Commitment: $7.6B from TARP ($7.6B as of 2011)
2c. Home Affordable Refinance Program (HARP) - begins September 7, 2010, provides loan guarantees for mortgage borrowers between 998,000 million may be able to refinance.
Commitment: $14B from TARP ($5 billion as of 2011)
2d. Principal Reduction Alternative SM (PRA)
2e. Second Lien Modification Program (2MP)
2f. USDA's Special Loan Servicing
2g. Home Affordable Foreclosure Alternatives Program (HAFA)
2h. Second Lien Modification Program for Federal Housing Administration Loans (FHA-2LP)
2i. FHA Refinance for Borrowers with Negative Equity (FHA Short Refinance)
2j. Home Affordable Unemployment Program (UP) - 2d-j., additional programs. All Refinances (2a-j.) $24.639B reductions.

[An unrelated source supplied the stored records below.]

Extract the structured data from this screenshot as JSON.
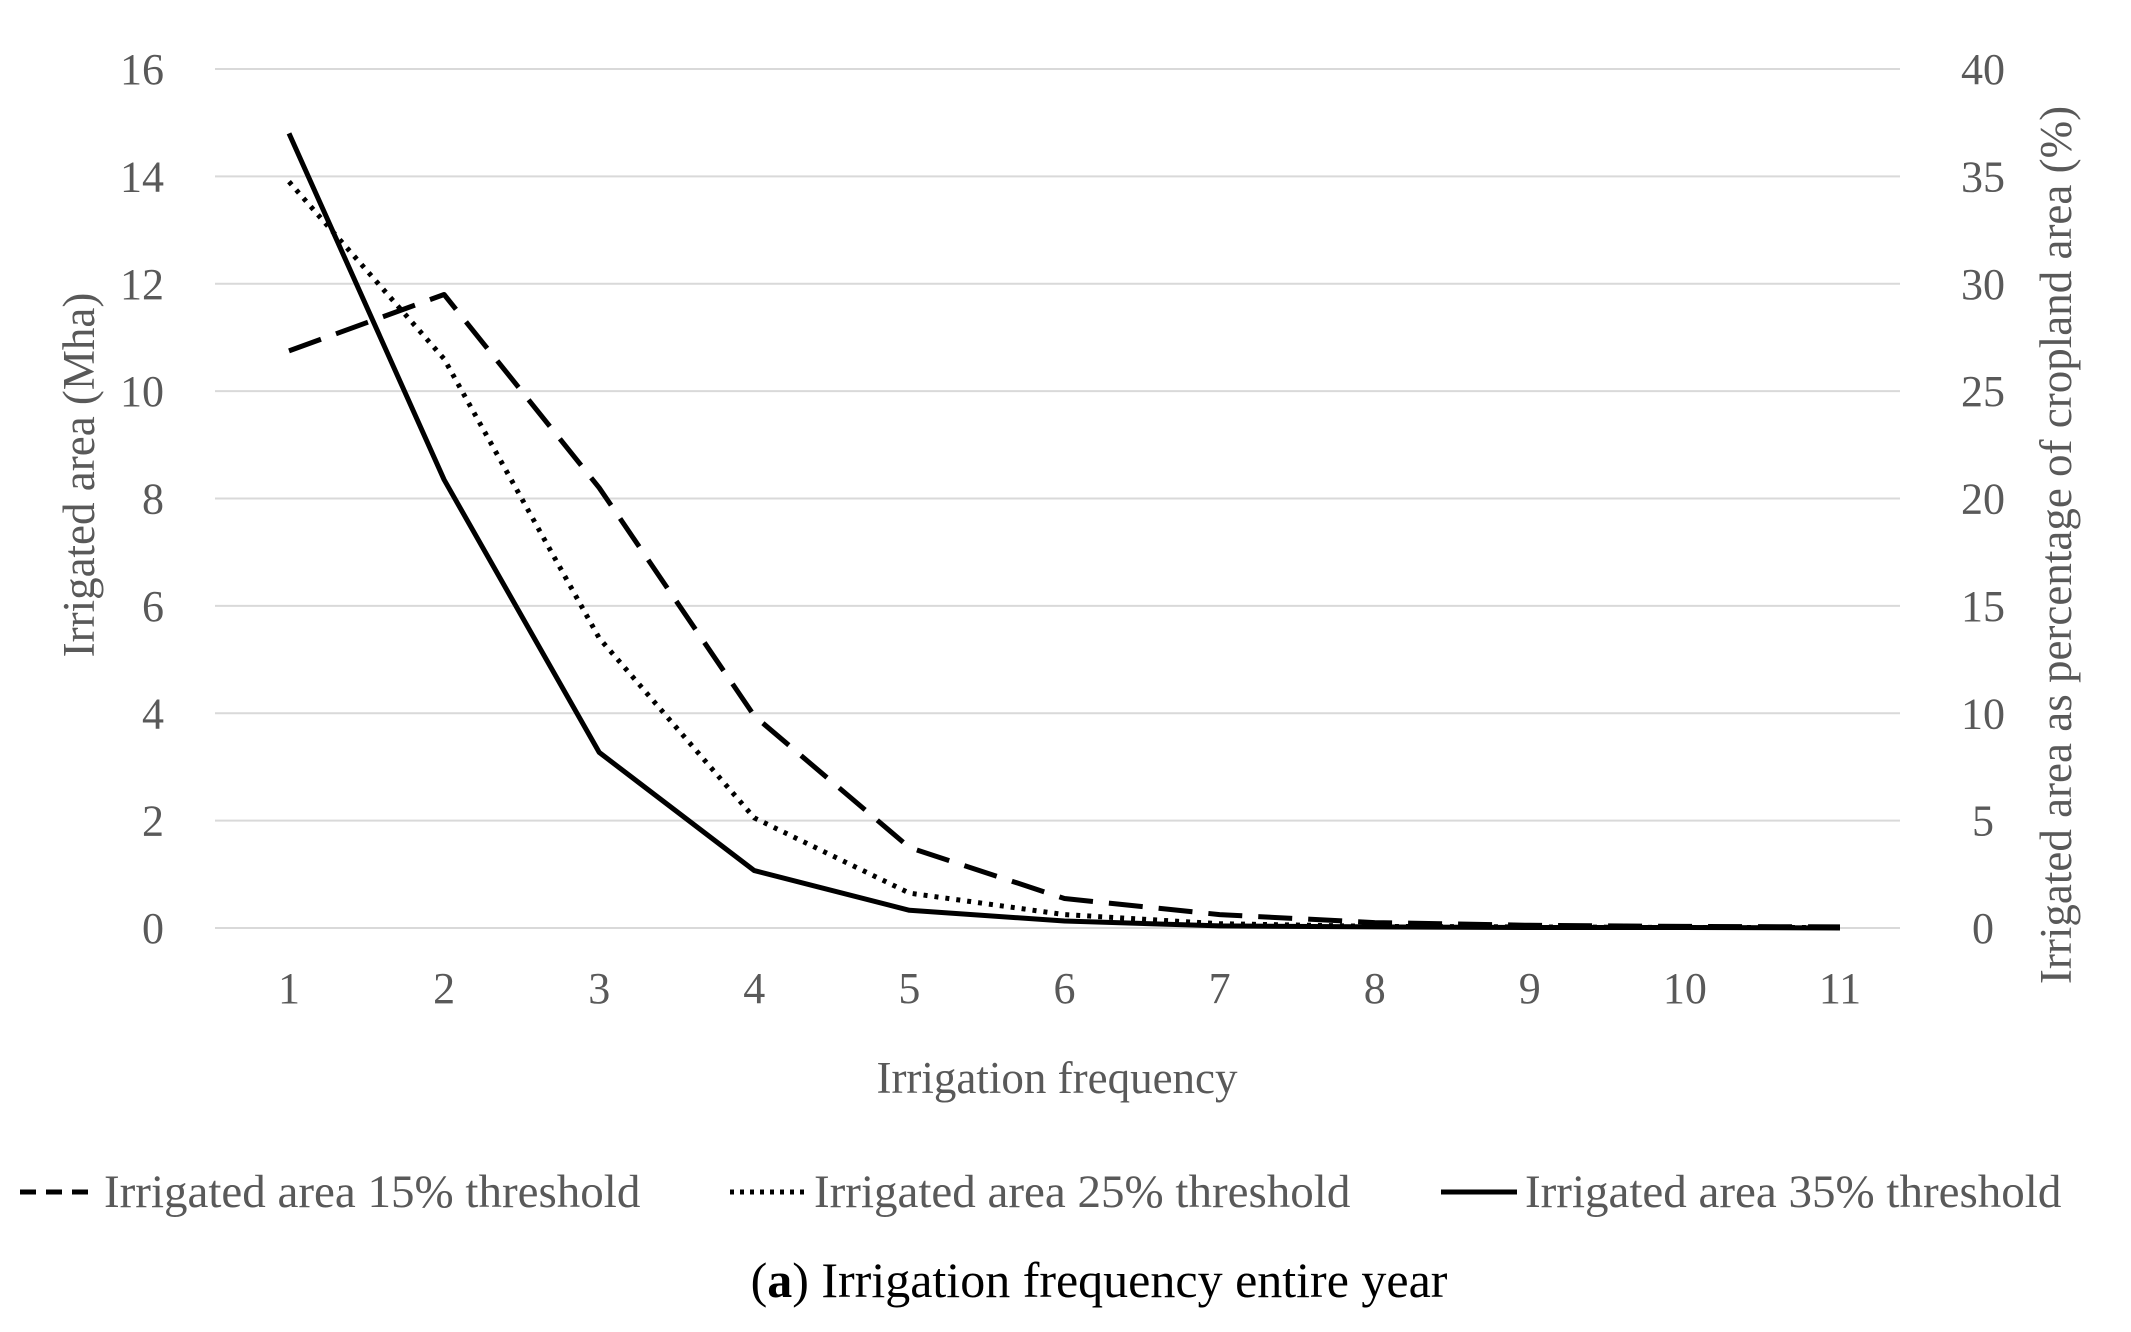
{
  "chart_data": {
    "type": "line",
    "title": "",
    "caption": {
      "open": "(",
      "label": "a",
      "text": ") Irrigation frequency entire year"
    },
    "xlabel": "Irrigation frequency",
    "ylabel": "Irrigated area (Mha)",
    "y2label": "Irrigated area as percentage of cropland area (%)",
    "categories": [
      "1",
      "2",
      "3",
      "4",
      "5",
      "6",
      "7",
      "8",
      "9",
      "10",
      "11"
    ],
    "ylim": [
      0,
      16
    ],
    "yticks": [
      "0",
      "2",
      "4",
      "6",
      "8",
      "10",
      "12",
      "14",
      "16"
    ],
    "y2lim": [
      0,
      40
    ],
    "y2ticks": [
      "0",
      "5",
      "10",
      "15",
      "20",
      "25",
      "30",
      "35",
      "40"
    ],
    "grid": true,
    "legend_position": "bottom",
    "series": [
      {
        "name": "Irrigated area 15% threshold",
        "style": "dashed",
        "color": "#000000",
        "values": [
          10.75,
          11.8,
          8.2,
          3.95,
          1.5,
          0.55,
          0.25,
          0.1,
          0.05,
          0.03,
          0.02
        ]
      },
      {
        "name": "Irrigated area 25% threshold",
        "style": "dotted",
        "color": "#000000",
        "values": [
          13.9,
          10.6,
          5.4,
          2.05,
          0.65,
          0.25,
          0.08,
          0.03,
          0.02,
          0.01,
          0.01
        ]
      },
      {
        "name": "Irrigated area 35% threshold",
        "style": "solid",
        "color": "#000000",
        "values": [
          14.8,
          8.35,
          3.27,
          1.07,
          0.33,
          0.13,
          0.04,
          0.02,
          0.01,
          0.01,
          0.0
        ]
      }
    ]
  }
}
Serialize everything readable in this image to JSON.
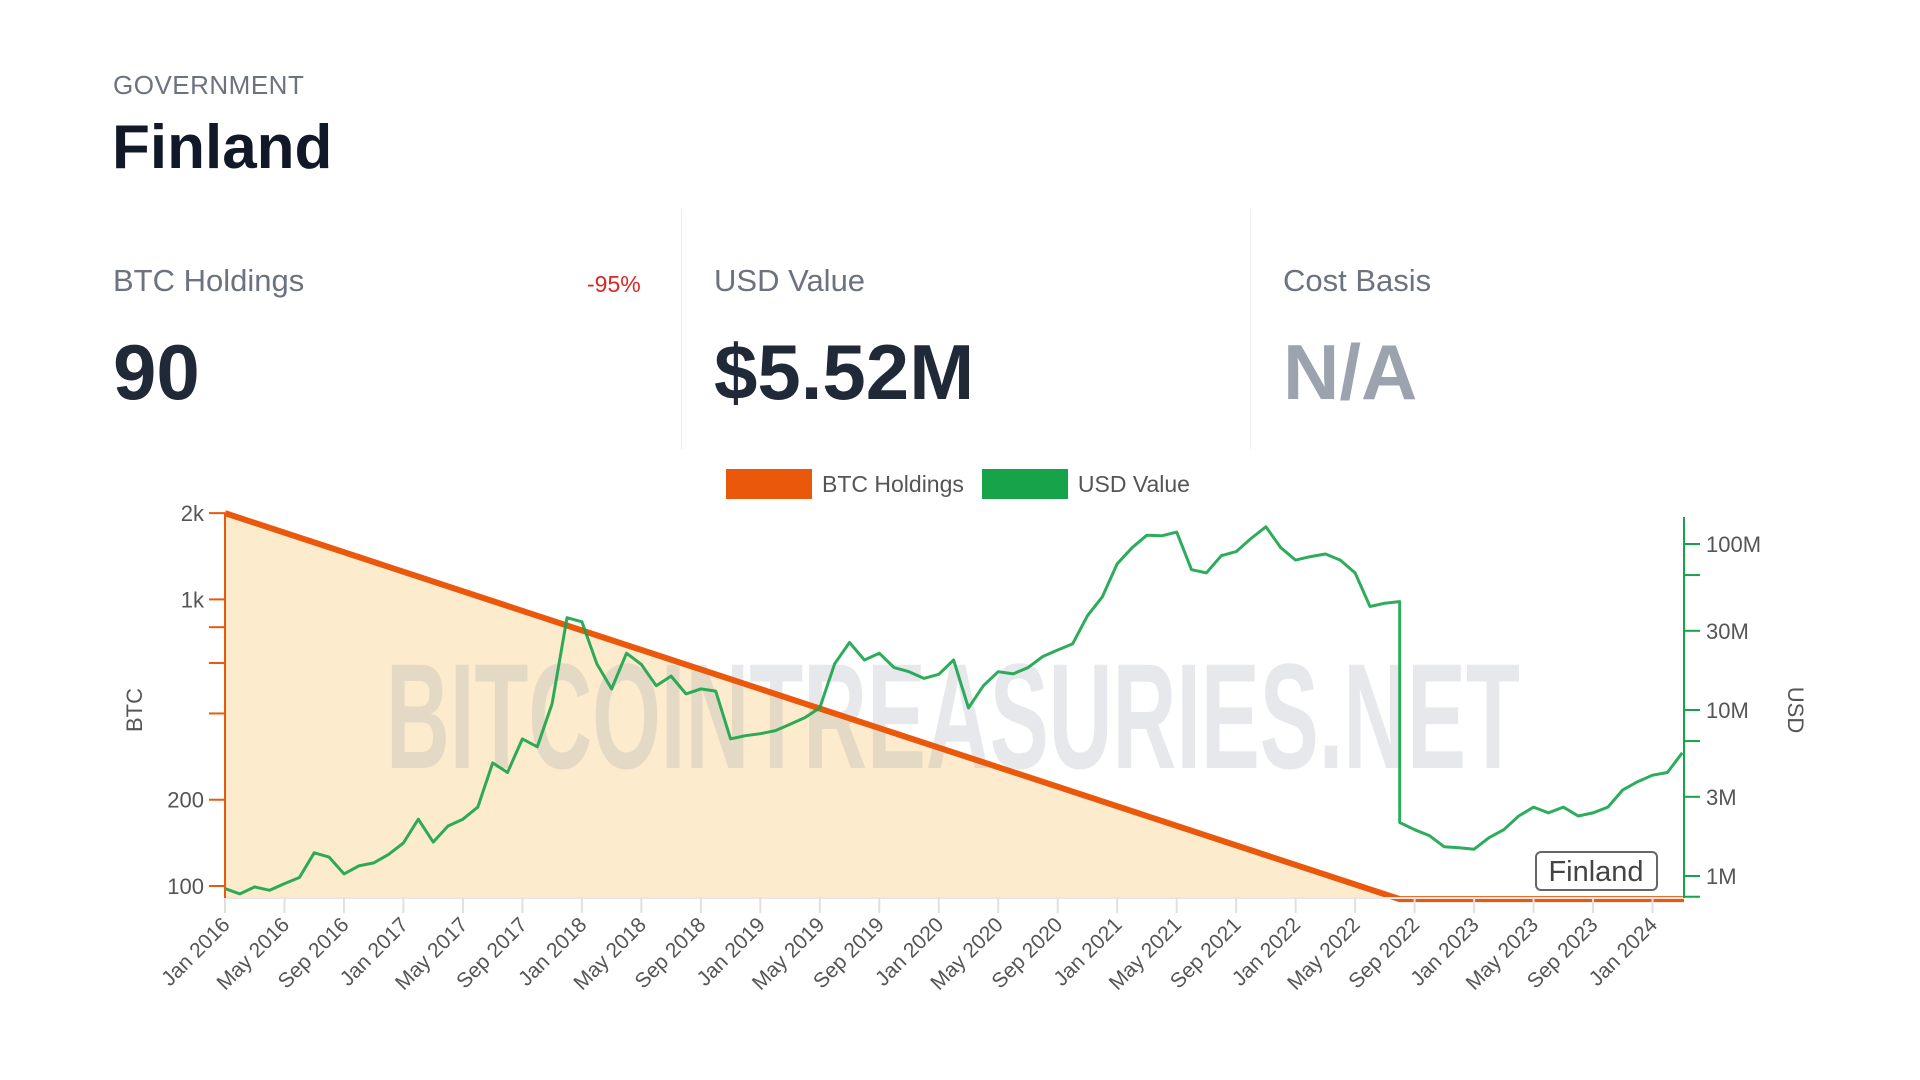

* Federal Housing Administration Program totals:
Maximum commitment: $375B - Accessed as of 9/30/09: $302B
** US Government program totals: Maximum U.S. commitment: $12.8T
U.S. support peaked March 2009: $4.1T
Globally, Governments and Central banks provided over $11T of support for Financial institutions: $1.56T in capital injections, $5.21T for asset purchases and guarantees and $4.64T in debt guarantees.